Chappelle is, above all, himself. It’s what sets him apart as much as his stellar material or his effortlessly confident delivery. No one sounds like Dave Chappelle. No matter how many comics cite him as an influence or how many he cites in return, Dave Chappelle emerges through his material with an authority that is unforced, and all the more commanding for it. Which isn’t to say his material all goes down easy. Lesser comics reach for controversy as a gimmick (or just because they’re contrary assholes), but Chappelle never appears to be straining when he broaches tough topics. Nor does he go out of his way to disarm the room once he’s done so—his signature move, a slumping shrug and giggle, generally comes when he’s let a joke veer into a filthy and/or silly punchline rather than as defense against the bristles he’s raised. Chappelle deliberately raises bristles and then leaves his viewers to negotiate their way home.
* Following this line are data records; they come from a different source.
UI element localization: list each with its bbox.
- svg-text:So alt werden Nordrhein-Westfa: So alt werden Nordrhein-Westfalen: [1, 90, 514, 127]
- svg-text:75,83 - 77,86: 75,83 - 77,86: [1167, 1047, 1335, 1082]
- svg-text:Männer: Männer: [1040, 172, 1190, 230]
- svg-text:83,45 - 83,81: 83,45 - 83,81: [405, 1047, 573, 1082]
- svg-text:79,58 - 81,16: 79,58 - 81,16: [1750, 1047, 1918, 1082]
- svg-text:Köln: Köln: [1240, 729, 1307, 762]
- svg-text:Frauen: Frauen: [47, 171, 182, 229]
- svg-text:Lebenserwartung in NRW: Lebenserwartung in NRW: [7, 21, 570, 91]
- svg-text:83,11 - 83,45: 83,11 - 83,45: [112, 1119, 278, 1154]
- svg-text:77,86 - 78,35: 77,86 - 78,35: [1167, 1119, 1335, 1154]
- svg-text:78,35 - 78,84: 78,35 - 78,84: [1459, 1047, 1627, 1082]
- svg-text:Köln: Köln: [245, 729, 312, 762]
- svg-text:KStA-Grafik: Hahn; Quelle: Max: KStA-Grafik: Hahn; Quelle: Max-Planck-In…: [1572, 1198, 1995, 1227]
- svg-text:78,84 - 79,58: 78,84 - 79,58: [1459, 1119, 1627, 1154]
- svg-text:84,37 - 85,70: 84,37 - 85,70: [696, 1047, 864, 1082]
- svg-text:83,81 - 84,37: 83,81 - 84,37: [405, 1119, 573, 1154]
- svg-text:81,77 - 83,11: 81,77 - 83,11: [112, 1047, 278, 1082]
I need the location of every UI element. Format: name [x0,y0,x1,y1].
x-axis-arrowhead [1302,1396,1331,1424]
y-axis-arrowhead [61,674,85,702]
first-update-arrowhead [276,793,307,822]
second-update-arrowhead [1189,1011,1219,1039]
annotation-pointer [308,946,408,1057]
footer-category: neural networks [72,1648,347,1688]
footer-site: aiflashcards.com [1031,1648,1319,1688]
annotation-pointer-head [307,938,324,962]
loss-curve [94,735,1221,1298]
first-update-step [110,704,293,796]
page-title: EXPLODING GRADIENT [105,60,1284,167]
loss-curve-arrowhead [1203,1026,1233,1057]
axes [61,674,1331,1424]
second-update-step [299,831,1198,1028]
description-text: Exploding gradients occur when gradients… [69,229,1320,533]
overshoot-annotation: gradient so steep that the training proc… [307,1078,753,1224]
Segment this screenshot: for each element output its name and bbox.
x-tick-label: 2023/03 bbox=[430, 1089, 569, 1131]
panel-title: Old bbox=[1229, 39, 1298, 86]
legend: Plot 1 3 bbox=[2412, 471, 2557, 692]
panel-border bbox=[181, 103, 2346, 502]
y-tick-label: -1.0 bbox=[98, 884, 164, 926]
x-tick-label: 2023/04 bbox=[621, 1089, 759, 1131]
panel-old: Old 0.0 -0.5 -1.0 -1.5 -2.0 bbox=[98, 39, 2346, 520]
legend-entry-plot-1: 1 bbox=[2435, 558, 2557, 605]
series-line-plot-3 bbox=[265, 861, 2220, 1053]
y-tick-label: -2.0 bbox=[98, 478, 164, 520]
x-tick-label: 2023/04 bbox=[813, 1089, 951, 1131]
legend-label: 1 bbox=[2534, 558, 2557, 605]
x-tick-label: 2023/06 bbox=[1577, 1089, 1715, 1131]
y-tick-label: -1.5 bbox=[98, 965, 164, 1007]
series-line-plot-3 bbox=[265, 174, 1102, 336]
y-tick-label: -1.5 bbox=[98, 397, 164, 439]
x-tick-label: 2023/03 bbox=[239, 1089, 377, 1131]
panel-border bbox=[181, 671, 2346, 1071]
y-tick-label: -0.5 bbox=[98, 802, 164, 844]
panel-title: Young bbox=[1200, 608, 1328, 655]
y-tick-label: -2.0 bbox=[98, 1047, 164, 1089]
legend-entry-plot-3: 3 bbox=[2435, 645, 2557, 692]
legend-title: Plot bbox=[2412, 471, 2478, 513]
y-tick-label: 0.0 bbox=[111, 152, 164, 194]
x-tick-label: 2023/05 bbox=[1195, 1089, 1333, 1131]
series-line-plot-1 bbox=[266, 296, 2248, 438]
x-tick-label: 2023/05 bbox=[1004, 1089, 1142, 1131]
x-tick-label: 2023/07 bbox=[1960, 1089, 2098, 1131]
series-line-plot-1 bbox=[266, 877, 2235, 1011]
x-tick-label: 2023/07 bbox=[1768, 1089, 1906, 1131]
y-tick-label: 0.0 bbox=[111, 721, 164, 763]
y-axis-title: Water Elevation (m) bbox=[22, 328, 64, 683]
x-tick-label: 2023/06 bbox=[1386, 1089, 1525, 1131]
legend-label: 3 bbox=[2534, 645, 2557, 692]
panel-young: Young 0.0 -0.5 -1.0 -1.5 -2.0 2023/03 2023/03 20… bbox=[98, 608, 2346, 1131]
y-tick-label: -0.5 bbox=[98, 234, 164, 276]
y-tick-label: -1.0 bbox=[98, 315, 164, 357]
The comic also reveals he’s been under attack for his material about gay and transgender themes. There’s more of that tricky territory to navigate in both specials, whether Chappelle is telling a story about “gay bloggers” accusing him of homophobia (Chappelle assures that he has no problem with gay people—it’s bloggers who are his nemeses), being upbraided for using the wrong pronoun when offering to help a transgender person OD-ing at a gallery opening, or running afoul of a formerly feared high-school bully who’s come out of the closet. Chappelle never lets go of the idea that black people in America have a different perspective on other oppressed groups, even while he’s unquestionably on their side. The middle-aged Chappelle might come off like something of the grumpy old man when he singles out a 20-something audience member for his generation’s perceived propensity for taking hair-trigger offense, but his urge to step back and look at the big picture emerges more like wisdom. (“You have to pace yourself. Brown V. Board of Education was 50 years ago, and somebody called me a ‘nigger’ in traffic last Tuesday.”)
Describing his childhood obsession with Bruce Jenner as an athletic ideal (“He was beating Africans at track and field!”), he wonders at the hopeful feeling he had when Jenner came out to mostly supportive press as Caitlyn, asking, “Is this a time in American history where an American can make a decision for themselves?” At the same time, he confesses, “Although David Chappelle, the black American, he was a little jealous—transgender people beating black Americans in the discrimination Olympics.” Chappelle confidently identifies himself as a common-sense feminist, but relates telling off a white woman demanding that her suffering is equal to his by responding, “You was in on the heist, you just don’t like your cut.”
Chappelle uses taboo terms like “tranny,” “fag,” and “dyke,” all while crafting thoughtful but uncompromising bits about his perception of how drawing absolute lines based on such distinctions are harmful and, more importantly, impediments to real human connection—and progress. “Here we go, here comes the deep water,” grins Chappelle in The Age Of Spin, before launching into an involved dissection of the outcry over boxer Manny Pacquiao’s homophobic statements. The thing is, it is deep water, and Chappelle explores it as well as any other comic ever has, all the while dropping essential, inescapable jokes that explode in his wake. You can chase Chappelle down—that his persona is so authoritative doesn’t preclude thinking he’s full of shit—but you’re going to laugh, a lot, while you do it.